Ein ähnliches Bild wie bei den Rohbauarbeiten ergab die Ausschreibung der Schreinerarbeiten. Neun Firmen wurden aufgefordert, ein Angebot abzugeben, eine Firma hat dann tatsächlich ein Angebot eingereicht. Die Kostenberechnung war von 6000 Euro ausgegangen. Der Bieter hat mit 14 444 Euro kalkuliert. Die Vergabesumme ist somit um 8444 Euro überschritten. Dies entspricht einer Kostensteigerung von rund 141 Prozent. Aufgrund dieser Zahlen und weil nur ein Angebot vorlag, hat der Gemeinderat entschieden, auch diese Ausschreibung aufzuheben. Die Arbeiten werden nun in Eigenleistung durch Mitarbeiter des Bauhofs für 6000 Euro erledigt.
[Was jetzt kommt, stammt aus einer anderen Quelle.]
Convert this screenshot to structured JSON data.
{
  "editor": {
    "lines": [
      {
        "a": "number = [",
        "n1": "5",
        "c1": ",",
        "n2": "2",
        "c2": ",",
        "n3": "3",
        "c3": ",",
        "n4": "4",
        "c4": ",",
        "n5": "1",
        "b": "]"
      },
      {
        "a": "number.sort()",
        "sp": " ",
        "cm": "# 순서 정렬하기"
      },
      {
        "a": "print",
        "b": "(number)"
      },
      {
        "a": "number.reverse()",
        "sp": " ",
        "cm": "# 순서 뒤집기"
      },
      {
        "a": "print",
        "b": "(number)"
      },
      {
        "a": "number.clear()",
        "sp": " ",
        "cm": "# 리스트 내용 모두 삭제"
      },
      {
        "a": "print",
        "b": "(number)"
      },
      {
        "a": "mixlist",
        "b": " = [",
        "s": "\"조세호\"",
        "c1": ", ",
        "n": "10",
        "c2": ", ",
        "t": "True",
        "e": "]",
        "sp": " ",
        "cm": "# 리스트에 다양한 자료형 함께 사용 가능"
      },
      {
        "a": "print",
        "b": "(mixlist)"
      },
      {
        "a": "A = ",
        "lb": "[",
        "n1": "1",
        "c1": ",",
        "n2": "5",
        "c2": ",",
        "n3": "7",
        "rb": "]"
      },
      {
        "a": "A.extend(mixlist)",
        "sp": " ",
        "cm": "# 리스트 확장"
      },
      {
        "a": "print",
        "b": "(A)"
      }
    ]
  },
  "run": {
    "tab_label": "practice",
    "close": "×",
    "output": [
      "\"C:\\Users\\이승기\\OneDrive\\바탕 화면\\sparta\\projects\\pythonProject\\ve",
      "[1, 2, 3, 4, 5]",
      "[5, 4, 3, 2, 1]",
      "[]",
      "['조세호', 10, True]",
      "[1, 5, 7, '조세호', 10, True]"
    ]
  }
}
22 423 Euro für Elektroarbeiten

Wären da noch die Elektroarbeiten. Hier hat sich das Planungsbüro verrechnet. Der Architekt hatte 8000 Euro angesetzt. Ein hinzugezogener Fachingenieur kam nun auf 22 610 Euro. Billigster Bieter war die Firma Funk aus Schwäbisch Gmünd mit 22 423 Euro, die dann auch den Auftrag erhielt. Die überplanmäßigen Ausgaben in Höhe von 14 423 Euro müssen im Haushalt der Gemeinde nachfinanziert werden. Ein Glück, dass die Einnahmen der Gemeinden derzeit gut sind.


Baustelle Schlossgartenschule

Bei der Sanierung der Schlossgartenschule hat die Gemeindeverwaltung nun einen Sachstandsbericht zum Baufortschritt vorgelegt. Außerdem wurden weitere Bauleistungen vergeben. Ein Baumangel muss noch beseitigt werden.

Die Schlossgartenschule in Alfdorf wird seit 2016 energetisch saniert. So wurde in einem ersten Bauabschnitt am Verbindungsbau das Flachdach saniert. Im Südbau wurden im Flur des Erdgeschosses, Gipskarton-Schallschutzdecken mit neuer Beleuchtung angebracht. In den Klassenräumen im Erdgeschoss wurden die Decken mit Beleuchtung sowie die Elektroinstallation erneuert.

Im zweiten Bauabschnitt wurden im Nordbau im Erdgeschoss die Fenster erneuert sowie an der Fassade ein Wärmedämmverbundsystem angebracht.

Die 16 Zentimeter dicke Wärmedämmung ragt über die vorhandenen Alu-Simse des Obergeschosses hinaus. An den bestehenden Alu-Sims der Fassadenbekleidung wurde ein weiterer Alu-Sims angebracht.

Nach der Fertigstellung wurde entdeckt, dass sich die Höhensituation der Simse verändert hatte und das Wasser in die falsche Richtung abläuft.

Um Bauschäden zu verhindern, muss nun der Anschluss zwischen Erdgeschoss und Obergeschoss neu gemacht werden.

Es fallen deshalb nun zusätzliche Kosten von rund 40 000 Euro an, die nachfinanziert werden müssen. Die Gemeindeverwaltung will versuchen, dafür den Architekten in Haftung zu nehmen, hat Bürgermeister Michael Segan im Gemeinderat angekündigt.